Since you mentioned Gaussian elimination, go Google Gaussian elimination and read up on it. Then come back and make you best attempt to apply it to the system of equations above and we can help you find and fix any mistakes you make.

 

Hello; I am trying to find how to go about solving KCL, KVL not the equations, but the math.

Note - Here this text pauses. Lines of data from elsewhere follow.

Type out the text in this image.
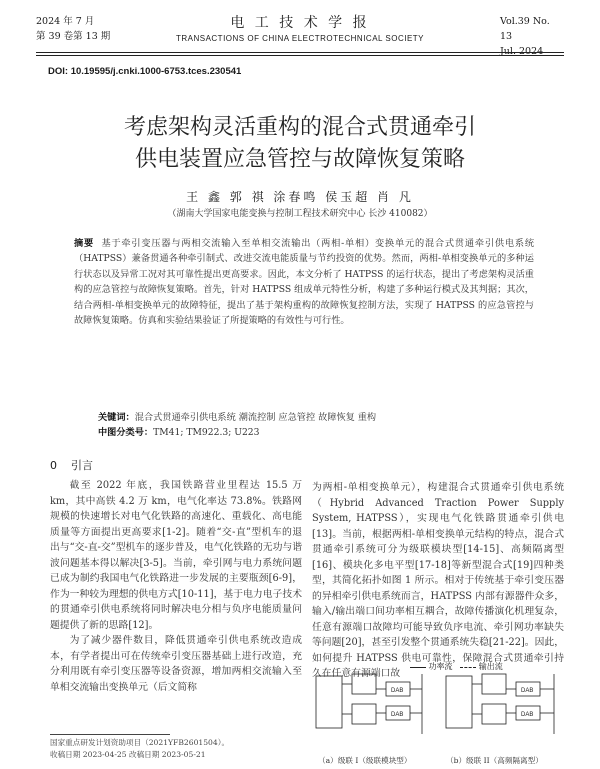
2024 年 7 月
第 39 卷第 13 期
电 工 技 术 学 报
TRANSACTIONS OF CHINA ELECTROTECHNICAL SOCIETY
Vol.39 No. 13
Jul. 2024
DOI: 10.19595/j.cnki.1000-6753.tces.230541
考虑架构灵活重构的混合式贯通牵引
供电装置应急管控与故障恢复策略
王 鑫 郭 祺 涂春鸣 侯玉超 肖 凡
（湖南大学国家电能变换与控制工程技术研究中心 长沙 410082）
摘要 基于牵引变压器与两相交流输入至单相交流输出（两相-单相）变换单元的混合式贯通牵引供电系统（HATPSS）兼备贯通各种牵引制式、改进交流电能质量与节约投资的优势。然而，两相-单相变换单元的多种运行状态以及异常工况对其可靠性提出更高要求。因此，本文分析了 HATPSS 的运行状态，提出了考虑架构灵活重构的应急管控与故障恢复策略。首先，针对 HATPSS 组成单元特性分析，构建了多种运行模式及其判据；其次，结合两相-单相变换单元的故障特征，提出了基于架构重构的故障恢复控制方法，实现了 HATPSS 的应急管控与故障恢复策略。仿真和实验结果验证了所提策略的有效性与可行性。
关键词：混合式贯通牵引供电系统 潮流控制 应急管控 故障恢复 重构
中图分类号：TM41; TM922.3; U223
0 引言

截至 2022 年底，我国铁路营业里程达 15.5 万 km，其中高铁 4.2 万 km，电气化率达 73.8%。铁路网规模的快速增长对电气化铁路的高速化、重载化、高电能质量等方面提出更高要求[1-2]。随着“交-直”型机车的退出与“交-直-交”型机车的逐步普及，电气化铁路的无功与谐波问题基本得以解决[3-5]。当前，牵引网与电力系统问题已成为制约我国电气化铁路进一步发展的主要瓶颈[6-9]，作为一种较为理想的供电方式[10-11]，基于电力电子技术的贯通牵引供电系统将同时解决电分相与负序电能质量问题提供了新的思路[12]。

为了减少器件数目，降低贯通牵引供电系统改造成本，有学者提出可在传统牵引变压器基础上进行改造，充分利用既有牵引变压器等设备资源，增加两相交流输入至单相交流输出变换单元（后文简称

为两相-单相变换单元），构建混合式贯通牵引供电系统（Hybrid Advanced Traction Power Supply System, HATPSS），实现电气化铁路贯通牵引供电[13]。当前，根据两相-单相变换单元结构的特点，混合式贯通牵引系统可分为级联模块型[14-15]、高频隔离型[16]、模块化多电平型[17-18]等新型混合式[19]四种类型，其简化拓扑如图 1 所示。相对于传统基于牵引变压器的异相牵引供电系统而言，HATPSS 内部有源器件众多，输入/输出端口间功率相互耦合，故障传播演化机理复杂，任意有源端口故障均可能导致负序电流、牵引网功率缺失等问题[20]，甚至引发整个贯通系统失稳[21-22]。因此，如何提升 HATPSS 供电可靠性，保障混合式贯通牵引持久在任意有源端口故

功率流	输出流
DAB
DAB
DAB
DAB
（a）级联 I（级联模块型）	（b）级联 II（高频隔离型）
国家重点研发计划资助项目（2021YFB2601504）。
收稿日期 2023-04-25 改稿日期 2023-05-21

The first equation results from KCL applied at node 1, the second equation results from KCL applied at node 3 and the third equation results from KCL applied at node 4. Collecting terms this becomes:

i understand getting the equations, i just dont know how to go about using Gaussian elimination or some other way mathematically to ge tmy answer. thanks

-
​

Simplifying, you can express in matricial form the equations:
(1/9)V1-(1/30)V3 = -55/9 ... I
-(1/30)V1+(7/75)V3-(3/50)V4 = 107/15 ... II
-(3/50)V3+(19/150)V4 = -19/5 ... III

[1/9, -1/30, 0
-(1/30),(7/75),-(3/50)
0,-(3/50),(19/150)], this is known like coefficient matrix, "A".
Also we have the variable vector x= [V1;V3;V4] and the results vector
b=[-55/9;107/15;-19/5].
You can find the answers for the vector x solving the following matrix equation: x =A^-1*b, where A^-1 is the inverse matrix. It is easy, only you need to have a computer that performs the operations, for example, the TI-89 calculator, MATLAB, etc.